'Fundamental shift': How aged care and retirement living will change following the royal commission
Facing a fundamental shift, the aged-care industry says it will need to be innovative and work together to meet the “enormous” changes recommended by the royal commission.
This month, the Royal Commission into Aged Care Quality and Safety made 148 recommendations after its two-year investigation. Among the recommendations was a new piece of legislation to cover the sector, and changing the definition of aged care to include supporting and caring for people to maintain their independence as they age.
Speaking at a Property Council event this morning, Ansell Strategic director Amber Cartwright said these changes would mean a “fundamental shift in how we do aged care in Australia”.
“When we look at how our systems currently work, we know that home care and aged care and retirement living, which sits on a tangent, don’t really talk to each other,” she said.
And, to make that happen, Australian Unity residential communities general manager Beverly Smith said the sector would need to work together.
“Older Australians want to live in a place where they can age in place, it’s an exciting time to look (at) diversifying models,” she said.
“I think we understand our market place very well and we understand changing consumer concern and I think it’s about organisations coming together to say, ‘How might we solve this particular problem in this particular geographical area?’
“I don’t think the government is going to arrive with extra billions and billions of dollars.
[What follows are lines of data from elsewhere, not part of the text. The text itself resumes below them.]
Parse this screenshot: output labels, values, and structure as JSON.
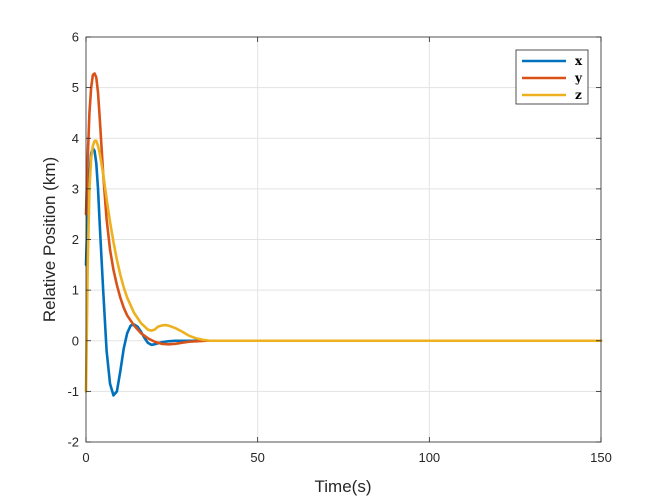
{
  "chart_data": {
    "type": "line",
    "xlabel": "Time(s)",
    "ylabel": "Relative Position (km)",
    "xlim": [
      0,
      150
    ],
    "ylim": [
      -2,
      6
    ],
    "xticks": [
      0,
      50,
      100,
      150
    ],
    "yticks": [
      -2,
      -1,
      0,
      1,
      2,
      3,
      4,
      5,
      6
    ],
    "grid": true,
    "legend_position": "top-right",
    "series": [
      {
        "name": "x",
        "color": "#0072BD",
        "x": [
          0,
          0.5,
          1,
          1.5,
          2,
          2.5,
          3,
          3.5,
          4,
          5,
          6,
          7,
          8,
          9,
          10,
          11,
          12,
          13,
          14,
          15,
          16,
          17,
          18,
          19,
          20,
          22,
          24,
          26,
          28,
          30,
          35,
          40,
          50,
          150
        ],
        "y": [
          1.5,
          2.6,
          3.3,
          3.7,
          3.8,
          3.75,
          3.5,
          3.0,
          2.3,
          1.0,
          -0.2,
          -0.85,
          -1.08,
          -1.0,
          -0.6,
          -0.15,
          0.15,
          0.3,
          0.32,
          0.28,
          0.18,
          0.06,
          -0.04,
          -0.08,
          -0.07,
          -0.03,
          -0.01,
          0.0,
          0.0,
          0.0,
          0.0,
          0.0,
          0.0,
          0.0
        ]
      },
      {
        "name": "y",
        "color": "#D95319",
        "x": [
          0,
          0.5,
          1,
          1.5,
          2,
          2.5,
          3,
          3.5,
          4,
          5,
          6,
          7,
          8,
          9,
          10,
          11,
          12,
          14,
          16,
          18,
          20,
          22,
          24,
          26,
          28,
          30,
          35,
          40,
          50,
          150
        ],
        "y": [
          2.5,
          3.6,
          4.5,
          5.0,
          5.25,
          5.28,
          5.2,
          4.9,
          4.4,
          3.3,
          2.4,
          1.8,
          1.4,
          1.1,
          0.85,
          0.65,
          0.5,
          0.3,
          0.15,
          0.05,
          -0.02,
          -0.06,
          -0.07,
          -0.06,
          -0.04,
          -0.02,
          0.0,
          0.0,
          0.0,
          0.0
        ]
      },
      {
        "name": "z",
        "color": "#EDB120",
        "x": [
          0,
          0.5,
          1,
          1.5,
          2,
          2.5,
          3,
          3.5,
          4,
          5,
          6,
          7,
          8,
          9,
          10,
          11,
          12,
          14,
          16,
          18,
          19,
          20,
          21,
          22,
          23,
          24,
          26,
          28,
          30,
          32,
          34,
          36,
          40,
          50,
          150
        ],
        "y": [
          -1.0,
          1.5,
          3.0,
          3.6,
          3.85,
          3.95,
          3.95,
          3.85,
          3.7,
          3.3,
          2.8,
          2.35,
          1.95,
          1.6,
          1.3,
          1.05,
          0.85,
          0.55,
          0.35,
          0.22,
          0.2,
          0.22,
          0.28,
          0.3,
          0.31,
          0.3,
          0.25,
          0.18,
          0.1,
          0.05,
          0.02,
          0.0,
          0.0,
          0.0,
          0.0
        ]
      }
    ]
  }
}
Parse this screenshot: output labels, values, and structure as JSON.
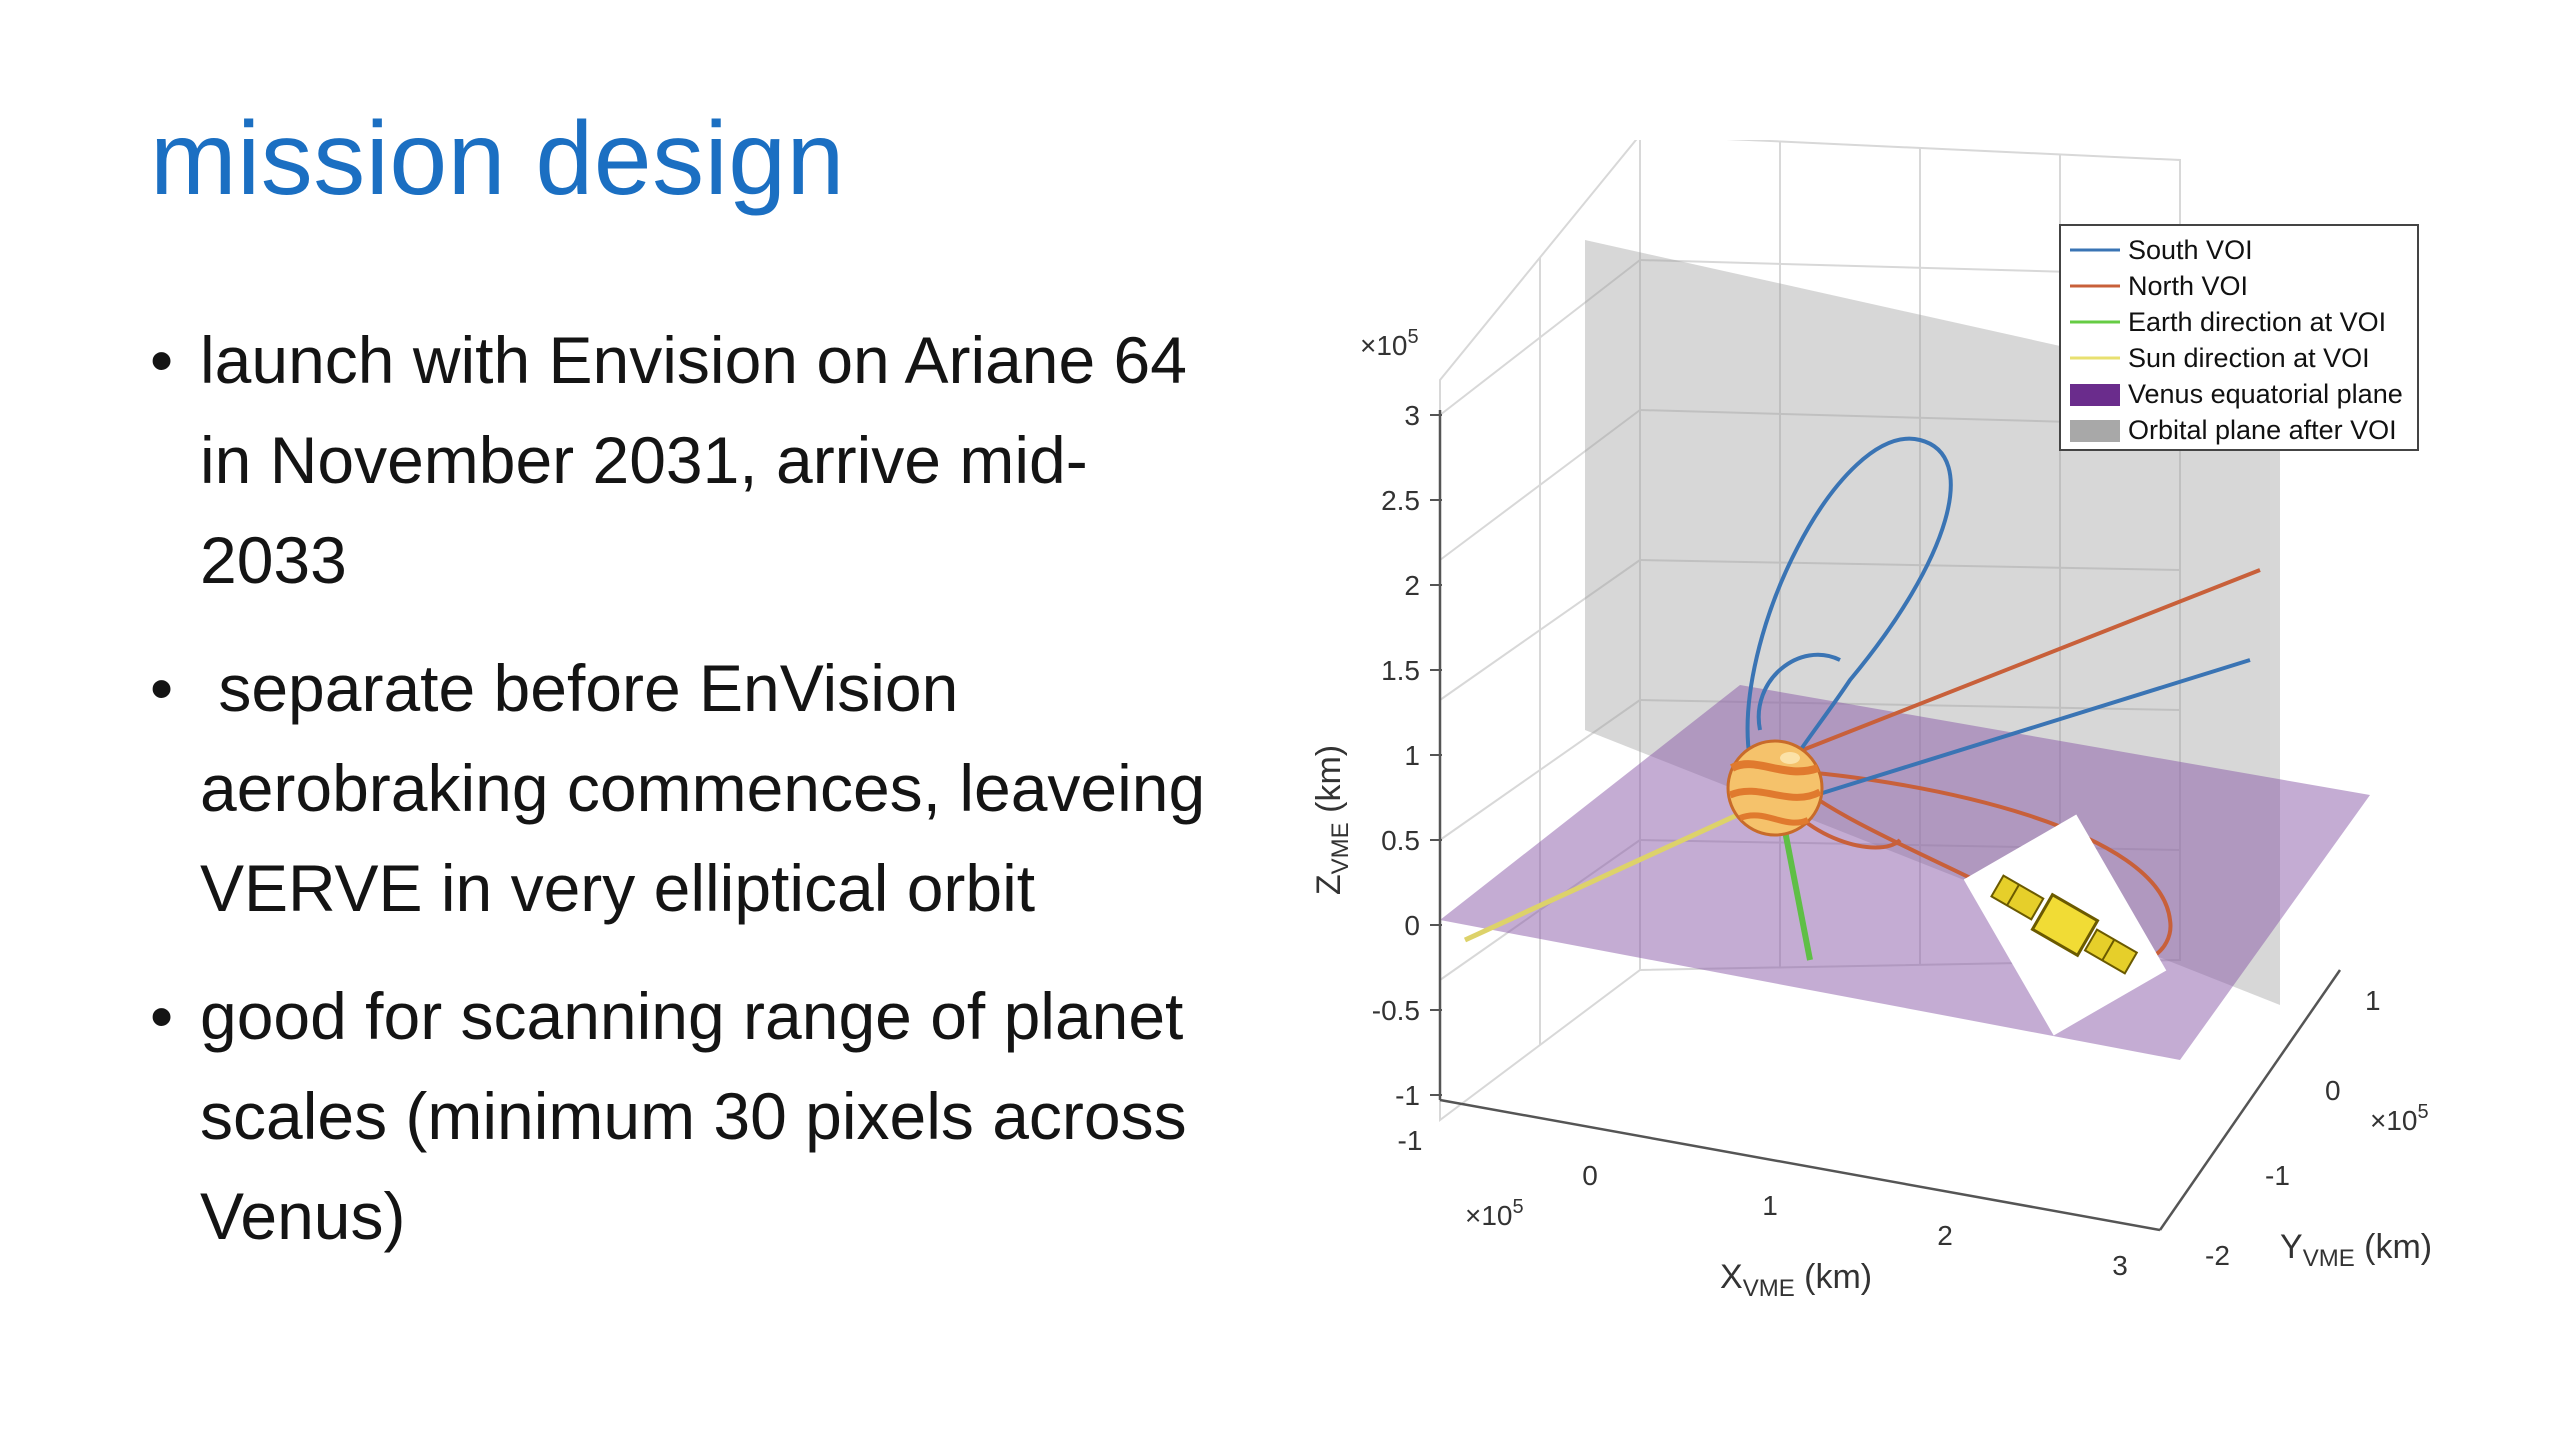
{
  "slide": {
    "title": "mission design",
    "bullets": [
      "launch with Envision on Ariane 64 in November 2031, arrive mid-2033",
      " separate before EnVision aerobraking commences, leaveing VERVE in very elliptical orbit",
      "good for scanning range of planet scales (minimum 30 pixels across Venus)"
    ],
    "bullet_char": "•"
  },
  "figure": {
    "legend": [
      {
        "label": "South VOI",
        "color": "#3a74b4"
      },
      {
        "label": "North VOI",
        "color": "#c8603a"
      },
      {
        "label": "Earth direction at VOI",
        "color": "#66cc44"
      },
      {
        "label": "Sun direction at VOI",
        "color": "#e8e070"
      },
      {
        "label": "Venus equatorial plane",
        "color": "#6a2c8c"
      },
      {
        "label": "Orbital plane after VOI",
        "color": "#a8a8a8"
      }
    ],
    "z_axis": {
      "label_main": "Z",
      "label_sub": "VME",
      "label_unit": " (km)",
      "multiplier_base": "×10",
      "multiplier_exp": "5",
      "ticks": [
        "3",
        "2.5",
        "2",
        "1.5",
        "1",
        "0.5",
        "0",
        "-0.5",
        "-1"
      ]
    },
    "x_axis": {
      "label_main": "X",
      "label_sub": "VME",
      "label_unit": " (km)",
      "multiplier_base": "×10",
      "multiplier_exp": "5",
      "ticks": [
        "-1",
        "0",
        "1",
        "2",
        "3"
      ]
    },
    "y_axis": {
      "label_main": "Y",
      "label_sub": "VME",
      "label_unit": " (km)",
      "multiplier_base": "×10",
      "multiplier_exp": "5",
      "ticks": [
        "1",
        "0",
        "-1",
        "-2"
      ]
    }
  }
}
We have got to find ways to think about the solution differently and that’s people getting together to solve it,” she said.
Colliers International healthcare and retirement living head Shalain Singh said the most likely change for the sector would be that bigger providers would absorb some of the smaller ones, but the split between them would remain the same (55 per cent not-for-profit, 40 per cent for-profit and 5 per cent state-operated).
“I don’t think composition is going to change that much between for-profit and not-for-profit but the number of actual providers will,” he said.
“You have got elements of status quo, elements of optimism and the third, well, ‘No, it is all getting too hard and I want to exit’. That applies for the NFPs and for-profits almost equally; it’s just that the transaction can happen a little bit easier in the not-for-profit world because typically a Uniting, Catholic, Baptcare, Southern Cross — any of these bigger chapters can simply absorb them and keep running.”
WA aged-care provider Bethanie Group chief executive Chris How told Commercial Real Estate that one of the principles of the proposed reforms was that aged care and ageing became a focus for all Australians.
“This is reflected in some of the recommendations calling on state and federal governments to assist and support some of the recommended reforms,” he said.
“All levels of government will have a critical role to play in the establishment of a national cabinet reform committee on ageing and older Australians, which will hopefully assist with integrating community support and social participation for all older Australians, not just retirement living residents.
“Other elements of recommended reform will expand primary care provisions for elders. This expanded scope and impact from the royal commission findings, if adopted, will have positive impacts on all elder Australians.”